Abstract

Electrochemical in situ hydrogen peroxide (H2O2) generation from a two-electron water oxidation reaction (2e-WOR) is a challenge, not only on catalyst selection but also on electrode making. Herein, the H2O2 electrocatalyst CaSnO3 nanoparticles were prepared by low-cost glucose as an agent and characterized by X-ray diffraction (XRD), thermogravimetric and differential scanning calorimetry (TG-DSC), Fourier transform infrared spectra (FT-IR), scanning electron microscopy (SEM), transmission electron microscopy (TEM), and X-ray photoelectron spectroscopy (XPS).
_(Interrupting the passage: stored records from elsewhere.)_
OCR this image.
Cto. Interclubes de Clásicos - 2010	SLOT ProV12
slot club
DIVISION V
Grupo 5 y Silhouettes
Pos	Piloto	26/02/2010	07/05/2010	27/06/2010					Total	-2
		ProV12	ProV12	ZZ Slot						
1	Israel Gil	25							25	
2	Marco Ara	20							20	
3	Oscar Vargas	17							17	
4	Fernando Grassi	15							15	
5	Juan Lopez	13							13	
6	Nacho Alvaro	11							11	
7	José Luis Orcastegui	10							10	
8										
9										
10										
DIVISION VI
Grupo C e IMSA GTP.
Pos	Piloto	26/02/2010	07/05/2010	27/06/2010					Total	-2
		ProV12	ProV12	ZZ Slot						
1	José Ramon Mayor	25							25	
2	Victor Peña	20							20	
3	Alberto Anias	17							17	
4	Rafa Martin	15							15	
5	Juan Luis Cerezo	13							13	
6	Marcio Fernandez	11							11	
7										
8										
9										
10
The active sites for the OH– adsorption on the surface CaSnO3 (121) was identified by density functional theory (DFT) calculation, and the corresponding reaction mechanism of H2O2 formation was proposed. The CaSnO3 nanoparticles can be formed from 650 to 850 °C, and the particle sizes are in the range of 27.2–37.3 nm. The mechanism of catalyst formation is that species of Ca and Sn reacted with oxygen to generate CaO and SnO2 during low-temperature calcination and CaSnO3 generated during high-temperature calcination. The active sites are the coordination-unsaturated Sn ions, which easily adsorb the negative-charge OH– from the solution, forming an OH* intermediate, and two adsorbed OH* can combine to generate a neutral H2O2 molecule. The H2O2 generation rate over CaSnO3 was calcinated at 850 °C is 347.7 μmol·min–1·g–1 at 2.6 V versus Ag/AgCl under dark conditions. The work opens an in situ H2O2 generation route, direct water oxidation, with wide application prospects.